Here’s a few tips for using a Git pre-commit hook.
Keep your hook script in source control
Commit your hook script (say pre-commit.sh
) at the root of your project and
include the installation instructions in your README/documentation to encourage
all developers use it.
Installation is nothing more than:
ln -s ../../pre-commit.sh .git/hooks/pre-commit
Then everyone benefits from running the same set of tests before committing and updates are picked up automatically.
Stash unstaged changes before running tests
Ensure that unstaged code isn’t tested within your pre-commit script. This is
missed by many sample pre-commit scripts but is easily achieved with
git stash
:
# pre-commit.sh
STASH_NAME="pre-commit-$(date +%s)"
git stash save --quiet --keep-index --include-untracked $STASH_NAME
# Test prospective commit
...
STASHES=$(git stash list)
if [[ $STASHES == *"$STASH_NAME" ]]; then
git stash pop --quiet
fi
Run your test suite before each commit
Obviously.
It’s best to have a script (say run_tests.sh
) that encapsulates the standard
arguments to your test runner so your pre-commit script doesn’t fall out of
date. Something like:
# pre-commit.sh
git stash -q --keep-index
./run_tests.sh
RESULT=$?
git stash pop -q
[ $RESULT -ne 0 ] && exit 1
exit 0
where a sample run_tests.sh
implementation for a Django project may look like:
# run_tests.sh
./manage.py test --settings=settings_test -v 2
Skip the pre-commit hook sometimes
Be aware of the --no-verify
option to git commit
. This bypasses the
pre-commit hook when committing, which is useful if you have just manually run
your test suite and don’t need to see it run again when committing.
I use git aliases to make this easy:
# ~/.bash_aliases
alias gc='git commit'
alias gcv='git commit --no-verify'
Search yo.. code for debugging code
At some point, someone will try and commit a file containing
import pdb; pdb.set_trace()
or some other debugging code.

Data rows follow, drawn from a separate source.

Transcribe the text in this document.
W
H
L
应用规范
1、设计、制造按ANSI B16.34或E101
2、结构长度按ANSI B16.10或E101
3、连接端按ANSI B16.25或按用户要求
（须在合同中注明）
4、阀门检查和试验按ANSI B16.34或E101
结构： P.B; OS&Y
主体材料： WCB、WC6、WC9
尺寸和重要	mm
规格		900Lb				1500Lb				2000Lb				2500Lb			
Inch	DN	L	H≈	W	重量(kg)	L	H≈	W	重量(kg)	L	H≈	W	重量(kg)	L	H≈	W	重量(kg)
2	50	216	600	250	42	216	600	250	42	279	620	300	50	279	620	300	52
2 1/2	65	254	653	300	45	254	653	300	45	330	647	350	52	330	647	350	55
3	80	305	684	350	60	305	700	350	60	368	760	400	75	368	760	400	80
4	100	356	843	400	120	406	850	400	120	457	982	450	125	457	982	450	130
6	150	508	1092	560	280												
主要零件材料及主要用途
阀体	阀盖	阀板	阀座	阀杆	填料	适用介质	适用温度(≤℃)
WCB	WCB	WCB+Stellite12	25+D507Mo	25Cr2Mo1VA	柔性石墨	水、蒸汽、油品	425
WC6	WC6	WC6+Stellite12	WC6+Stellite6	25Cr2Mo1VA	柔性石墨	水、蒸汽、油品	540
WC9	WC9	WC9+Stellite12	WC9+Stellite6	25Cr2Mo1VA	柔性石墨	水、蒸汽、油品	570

This can be easily avoided using the
pre-commit.sh
file to grep the staged codebase and abort the commit if
forbidden strings are found.
Here’s an example that looks for console.log
:
FILES_PATTERN='\.(js|coffee)(\..+)?$'
FORBIDDEN='console.log'
git diff --cached --name-only | \
grep -E $FILES_PATTERN | \
GREP_COLOR='4;5;37;41' xargs grep --color --with-filename -n $FORBIDDEN && echo 'COMMIT REJECTED Found "$FORBIDDEN" references. Please remove them before committing' && exit 1
It’s straightforward to extend this code block to search for other terms.